The great RĂ©gine Pernoud would be so frustrated! Decades after her main works, over a century worth of studies that demystify the long period that lasted roughly from the collapse of the Roman Empire in the West to the Protestant revolt and that was anachronistically defined simply as a "middle" age -- as if every age were not the middle between one that came before it and one that succeeded it -- and the term "medieval" and its derivations are still used, misused, and intended as disparaging. Even by Catholics, who should be the first to know better.
 It's bizarre for baptized Catholics to speak Medievalist as if it were a pejorative. Wasn't the whole progressive project of aggiornamento at Vatican II to erase fifteen centuries of development and return the Church to the imagined practices of the second century? Pope Pius XII didn't think highly of this exaggerated antiquarianism:
59. The Church is without question a living organism, and as an organism, in respect of the sacred liturgy also, she grows, matures, develops, adapts and accommodates herself to temporal needs and circumstances, provided only that the integrity of her doctrine be safeguarded. This notwithstanding, the temerity and daring of those who introduce novel liturgical practices, or call for the revival of obsolete rites out of harmony with prevailing laws and rubrics, deserve severe reproof. It has pained Us grievously to note, Venerable Brethren, that such innovations are actually being introduced, not merely in minor details but in matters of major importance as well. We instance, in point of fact, those who make use of the vernacular in the celebration of the august eucharistic sacrifice; those who transfer certain feast-days -- which have been appointed and established after mature deliberation -- to other dates; those, finally, who delete from the prayerbooks approved for public use the sacred texts of the Old Testament, deeming them little suited and inopportune for modern times.

It's almost like he's calling out the entire hierarchy of the 21st century, isn't it? The problem I have with the progressive project is that it reeks of Deism. To hear them tell it, Jesus gave the Great Commission and the Holy Spirit came at Pentecost, but after that God abandoned the Church to the tides of history. By arguing that we need to return to the Church of Antiquity, they imply that the Church has gotten everything wrong since the sixth century. They imply that the Church went far astray in the Middle Ages and that the most glorious period in the history of Christendom was all a mistake that needs to be erased. Fortunately, those wise, holy, ingenious men of the Second Vatican Council convinced the Holy Spirit to give us a Mulligan so we can pretend the Middle Ages and the Counter-Reformation never happened.

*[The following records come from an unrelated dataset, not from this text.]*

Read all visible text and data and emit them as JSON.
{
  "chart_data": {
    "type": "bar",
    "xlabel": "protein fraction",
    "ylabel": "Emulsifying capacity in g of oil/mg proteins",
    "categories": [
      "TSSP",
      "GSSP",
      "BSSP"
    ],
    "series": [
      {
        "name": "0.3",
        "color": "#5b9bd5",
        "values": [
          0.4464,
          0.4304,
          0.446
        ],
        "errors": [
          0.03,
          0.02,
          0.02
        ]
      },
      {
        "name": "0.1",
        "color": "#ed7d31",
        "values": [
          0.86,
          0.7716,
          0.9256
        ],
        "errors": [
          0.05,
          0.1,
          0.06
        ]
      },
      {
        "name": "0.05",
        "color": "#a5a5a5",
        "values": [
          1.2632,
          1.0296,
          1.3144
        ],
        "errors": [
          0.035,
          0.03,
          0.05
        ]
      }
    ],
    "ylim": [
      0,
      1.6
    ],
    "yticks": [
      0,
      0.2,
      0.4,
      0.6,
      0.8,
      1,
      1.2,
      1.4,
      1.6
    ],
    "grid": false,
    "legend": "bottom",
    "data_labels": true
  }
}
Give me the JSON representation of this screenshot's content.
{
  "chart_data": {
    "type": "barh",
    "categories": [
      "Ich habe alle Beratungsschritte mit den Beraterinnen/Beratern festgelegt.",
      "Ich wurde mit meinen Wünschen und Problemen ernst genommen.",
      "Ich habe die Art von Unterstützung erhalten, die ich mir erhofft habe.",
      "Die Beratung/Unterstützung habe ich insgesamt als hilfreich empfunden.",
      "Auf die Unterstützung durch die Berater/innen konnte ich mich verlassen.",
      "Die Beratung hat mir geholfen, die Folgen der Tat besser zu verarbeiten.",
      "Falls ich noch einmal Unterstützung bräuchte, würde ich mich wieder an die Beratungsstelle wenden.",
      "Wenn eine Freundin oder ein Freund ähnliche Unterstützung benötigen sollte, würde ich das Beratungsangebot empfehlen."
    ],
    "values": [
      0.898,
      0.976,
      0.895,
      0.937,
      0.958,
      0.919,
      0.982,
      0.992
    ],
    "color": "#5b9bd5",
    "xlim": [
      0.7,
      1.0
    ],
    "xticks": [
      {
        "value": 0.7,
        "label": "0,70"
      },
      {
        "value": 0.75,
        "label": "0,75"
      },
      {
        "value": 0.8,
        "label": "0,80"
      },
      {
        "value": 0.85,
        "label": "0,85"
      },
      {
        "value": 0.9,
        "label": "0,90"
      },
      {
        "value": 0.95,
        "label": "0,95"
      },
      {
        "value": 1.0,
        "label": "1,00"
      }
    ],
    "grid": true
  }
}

This may be why clergy and laypeople of a certain generation are desperate and will do anything, anything to ensure that Vatican II was not a failure. They will move goalposts, rationalize manifest disasters, explain away the Church's cataclysmic demographic decline, anything at all to convince us that the emperor has clothes. The Church is a living organism as Pius XII said. We have a divine guarantee that she cannot and will not solemnly teach error in a way binding upon the faithful. That leaves a lot of room for the Church to make decisions that are wrong, destructive, or just plain stupid. She is our Mother, and just like our biological mothers, she can do drugs, get drunk, put on fishnet stockings and scandalously short miniskirts in an attempt to seduce strangers. We don't abandon her when she goes off the rails, but we tell her to clean herself up and start acting like herself again.

It'd be one thing if the progressive project led to a true renewal of the Church with increased vocations and conversions of souls. But everyone knows that it hasn't and that it won't. By their fruits ye shall know them, and the fruits of progressivism have been heresy, apostasy, immorality, worldliness, and decline. The chaos will continue until the last progressive goes on to his eternal reward. Too many careers and reputations and too much money is staked on our current course. But the Church will eventually right herself. She has to.